Prototyped an analytics tool that helps product teams review AI outputs at scale and surfaces performance patterns with actionable fixes.
As a PM working on AI products, I repeatedly ran into the same bottleneck of diagnosing poor outputs. Every week I had to spend hours manually with my team to review hundreds of cases, trying to understand whether failures came from missing internal knowledge, insufficient guardrails in our prompts that allowed hallucination, or edge-case inputs that broke downstream logic.
The process was inefficient and rarely revealed clear next steps. This motivated me to prototype an analytics tool that could review AI outputs at scale, cluster failure patterns and recommend targeted fixes.
I mapped the exact steps I went through during my weekly case review process. This includes connecting to the data source, defining the judgement criteria, scanning through outputs to diagnose vague or wrong reponses, categorizing failure reasons, and deciding what to change. That became the backbone of the tool.
The biggest bottleneck was manually scanning every case.

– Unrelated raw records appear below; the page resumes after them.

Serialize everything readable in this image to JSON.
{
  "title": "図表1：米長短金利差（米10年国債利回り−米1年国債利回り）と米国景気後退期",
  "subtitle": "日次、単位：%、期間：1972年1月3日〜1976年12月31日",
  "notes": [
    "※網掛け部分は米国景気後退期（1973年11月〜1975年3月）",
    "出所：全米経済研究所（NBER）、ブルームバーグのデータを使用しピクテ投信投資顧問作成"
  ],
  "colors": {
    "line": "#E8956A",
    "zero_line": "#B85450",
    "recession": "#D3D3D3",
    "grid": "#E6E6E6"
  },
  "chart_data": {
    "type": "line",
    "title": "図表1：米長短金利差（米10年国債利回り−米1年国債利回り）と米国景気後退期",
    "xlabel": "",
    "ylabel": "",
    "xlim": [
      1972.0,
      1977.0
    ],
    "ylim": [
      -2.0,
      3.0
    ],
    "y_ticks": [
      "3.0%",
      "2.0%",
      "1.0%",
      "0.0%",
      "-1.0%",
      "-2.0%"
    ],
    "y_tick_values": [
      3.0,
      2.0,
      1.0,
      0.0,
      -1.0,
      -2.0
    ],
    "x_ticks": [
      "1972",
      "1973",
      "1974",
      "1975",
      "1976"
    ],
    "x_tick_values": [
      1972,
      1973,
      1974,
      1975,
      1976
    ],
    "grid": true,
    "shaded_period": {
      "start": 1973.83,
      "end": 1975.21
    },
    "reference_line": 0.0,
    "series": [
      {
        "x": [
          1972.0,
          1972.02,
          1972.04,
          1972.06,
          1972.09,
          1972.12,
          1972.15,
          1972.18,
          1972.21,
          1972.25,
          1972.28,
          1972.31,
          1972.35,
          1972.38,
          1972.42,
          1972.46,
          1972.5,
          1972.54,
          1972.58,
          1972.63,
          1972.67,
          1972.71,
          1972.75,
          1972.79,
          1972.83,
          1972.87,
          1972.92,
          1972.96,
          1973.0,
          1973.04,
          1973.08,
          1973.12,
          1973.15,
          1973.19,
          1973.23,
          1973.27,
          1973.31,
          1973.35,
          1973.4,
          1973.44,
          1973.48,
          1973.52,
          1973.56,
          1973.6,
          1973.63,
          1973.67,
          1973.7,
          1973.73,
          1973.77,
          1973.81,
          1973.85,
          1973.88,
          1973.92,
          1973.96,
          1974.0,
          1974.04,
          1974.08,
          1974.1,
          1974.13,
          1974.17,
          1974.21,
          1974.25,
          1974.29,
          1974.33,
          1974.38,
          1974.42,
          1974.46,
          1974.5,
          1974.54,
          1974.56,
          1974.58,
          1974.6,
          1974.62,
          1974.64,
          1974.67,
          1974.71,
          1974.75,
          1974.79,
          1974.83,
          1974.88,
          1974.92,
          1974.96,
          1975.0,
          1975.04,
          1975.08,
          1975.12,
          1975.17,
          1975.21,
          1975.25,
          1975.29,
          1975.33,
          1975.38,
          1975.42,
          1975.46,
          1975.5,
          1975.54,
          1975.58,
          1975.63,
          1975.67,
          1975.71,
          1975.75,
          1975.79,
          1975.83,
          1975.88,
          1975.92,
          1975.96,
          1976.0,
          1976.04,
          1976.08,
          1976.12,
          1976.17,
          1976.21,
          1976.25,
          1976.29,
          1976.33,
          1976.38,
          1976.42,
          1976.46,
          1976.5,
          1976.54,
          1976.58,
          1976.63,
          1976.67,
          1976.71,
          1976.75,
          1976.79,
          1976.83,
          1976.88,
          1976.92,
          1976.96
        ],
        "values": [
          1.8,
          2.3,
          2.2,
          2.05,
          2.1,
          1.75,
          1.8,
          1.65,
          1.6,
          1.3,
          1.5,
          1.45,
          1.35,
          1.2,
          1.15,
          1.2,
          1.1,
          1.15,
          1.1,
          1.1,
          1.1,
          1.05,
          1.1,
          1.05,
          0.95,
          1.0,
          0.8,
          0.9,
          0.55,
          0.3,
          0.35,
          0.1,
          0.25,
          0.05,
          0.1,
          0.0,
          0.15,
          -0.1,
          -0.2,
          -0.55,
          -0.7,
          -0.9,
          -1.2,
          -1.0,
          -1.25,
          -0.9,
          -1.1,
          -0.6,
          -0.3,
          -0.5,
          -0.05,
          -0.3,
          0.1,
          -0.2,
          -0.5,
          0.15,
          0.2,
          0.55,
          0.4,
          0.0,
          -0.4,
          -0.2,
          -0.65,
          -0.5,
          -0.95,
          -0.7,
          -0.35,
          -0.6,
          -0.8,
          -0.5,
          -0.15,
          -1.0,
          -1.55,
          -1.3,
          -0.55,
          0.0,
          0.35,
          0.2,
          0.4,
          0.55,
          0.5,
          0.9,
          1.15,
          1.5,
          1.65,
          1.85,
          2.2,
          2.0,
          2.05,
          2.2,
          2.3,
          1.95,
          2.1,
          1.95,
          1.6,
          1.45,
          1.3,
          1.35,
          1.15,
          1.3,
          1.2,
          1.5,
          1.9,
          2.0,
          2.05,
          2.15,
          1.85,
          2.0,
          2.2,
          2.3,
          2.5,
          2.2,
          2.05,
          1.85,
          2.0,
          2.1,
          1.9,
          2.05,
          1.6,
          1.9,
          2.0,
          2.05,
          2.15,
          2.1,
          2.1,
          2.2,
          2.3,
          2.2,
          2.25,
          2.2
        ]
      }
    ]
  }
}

I scoped the tool to prioritize surfacing failures that were recurring and high-impact, allowing teams to focus on the most valuable problems instead of reviewing every example.
I then built a working prototype based on the defined requirements to automate my workflow:
Automated clustering of similar cases with the same failure pattern
LLM-powered recommendations for prompt improvements and optimizations
Once I had a working prototype, I shared it with peers working on AI products. What resonated most with them was the narrative layer. Instead of producing raw scores or pass/fail labels, the tool explained why outputs failed and pointed to concrete next steps.
By turning debugging into a more structured process, the tool helped me and my peers move efficiently from vague “bad outputs” to clear and actionable fixes.